Flexible working comes into focus during heatwave

With unexpectedly high temperatures frequently outpacing the ability of modern office air conditioning systems to cope during the recent heatwave, firms found themselves fighting a losing battle with the debilitating effect of climatic conditions upon a frequently fatigued workforce, writes John Daly.

In the UK, the idea of instituting flexible work practices to counter the sweltering conditions is increasingly finding a willing audience of perspiring employees.

The Trades Union Congress (TUC) is urging employers allow their staff to work flexible hours to avoid travelling in peak times, in addition to allowing the wearing of lightweight clothing. Its general secretary, Frances O’Grady said: “It’s no fun working in a baking office or factory. Bosses who provide a cool and comfortable work environment are going to get more out of their staff.”

While there are currently no specific guidelines for over-heated workplaces, the TUC is campaigning for a maximum indoor temperature of 30 degrees, and 27 degrees for those involved in more strenuous jobs

While the current extreme climatic conditions are likely temporary, the idea of a permanent flexible workforce is gaining across the EU.

The European Parliament has approved new rules for paternity leave, parental leave and flexible work measures as part of a larger effort to improve the current the work-life balance of parents and carers across member states.

The proposals are also designed to address the under-representation of women in the labour market, increase incentives for fathers to take up family-related leave and to foster gender equality and equal opportunities.

Negotiations will begin in September to make the rules a requirement for EU member states, one of which will allow working parents with a child up to the age of 10 adjust their employment schedule through remote working.

“We are calling on Irish businesses to adopt the model in the UK which allows employees apply for flexible work.
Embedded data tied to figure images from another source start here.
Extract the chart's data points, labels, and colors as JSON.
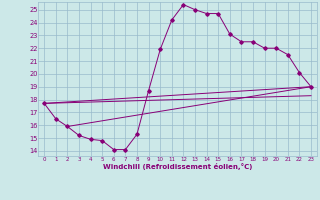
{
  "xlabel": "Windchill (Refroidissement éolien,°C)",
  "bg_color": "#cce8e8",
  "grid_color": "#99bbcc",
  "line_color": "#880077",
  "xlim": [
    -0.5,
    23.5
  ],
  "ylim": [
    13.6,
    25.6
  ],
  "xticks": [
    0,
    1,
    2,
    3,
    4,
    5,
    6,
    7,
    8,
    9,
    10,
    11,
    12,
    13,
    14,
    15,
    16,
    17,
    18,
    19,
    20,
    21,
    22,
    23
  ],
  "yticks": [
    14,
    15,
    16,
    17,
    18,
    19,
    20,
    21,
    22,
    23,
    24,
    25
  ],
  "main_x": [
    0,
    1,
    2,
    3,
    4,
    5,
    6,
    7,
    8,
    9,
    10,
    11,
    12,
    13,
    14,
    15,
    16,
    17,
    18,
    19,
    20,
    21,
    22,
    23
  ],
  "main_y": [
    17.7,
    16.5,
    15.9,
    15.2,
    14.9,
    14.8,
    14.1,
    14.1,
    15.3,
    18.7,
    21.9,
    24.2,
    25.4,
    25.0,
    24.7,
    24.7,
    23.1,
    22.5,
    22.5,
    22.0,
    22.0,
    21.5,
    20.1,
    19.0
  ],
  "trend1_x": [
    0,
    23
  ],
  "trend1_y": [
    17.7,
    19.0
  ],
  "trend2_x": [
    0,
    23
  ],
  "trend2_y": [
    17.7,
    18.3
  ],
  "trend3_x": [
    2,
    23
  ],
  "trend3_y": [
    15.9,
    19.0
  ]
}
All employees in the UK once they have worked with the same employer for 26 weeks have a legal right to request flexible working,” said MEP Deirdre Clune.

Businesses must do more to support women and men in the workforce, she says, particularly given the cost of childcare.

“It is important that businesses play their part with many women wanting to go back to work after having children but it can be hard managing family and work life for both men and women.”

Karen O’Reilly is the founder of Employmum, a recruitment agency specialising in flexible employment for people returning to work. The concept was born from the founder’s own challenges in finding a job to fit around her family life on her return to Ireland in 2013 after an extended period working abroad.

“Employmum was initially founded out of personal necessity, but it tapped into a deep vein of talented people, mostly women, caught in a similar bind where traditional workplace methodology clashed with the flexibility and fluid requirements of modern life.

“In a time of almost full employment in Ireland, employers offering flexible work conditions can obtain the best talent in the market and retain them. Thinking a little bit outside the traditional box of hiring can mean obtaining seriously high calibre, loyal and happy candidates,” Ms O’Reilly said.

In a recent survey by the company, more than two-thirds cited the availability of flexible work as the most important aspect of their ideal job.

Some 35% said that the main barrier to work for them was inflexibility of employers, followed by the high costs of childcare and the long hours expected of employers.

“Forget your ping pong tables and your workout classes, your casual Fridays and your free food — if you want to retain talent, you need to respect them and offer them flexible work arrangements,” said Ms O’Reilly. “These are the issues pushing women out the door of many a workplace. This exodus and back peddling on the career ladder from the age of 30 to 40 leads eventually to gender diversity gaps in the workforce as we reach executive level.”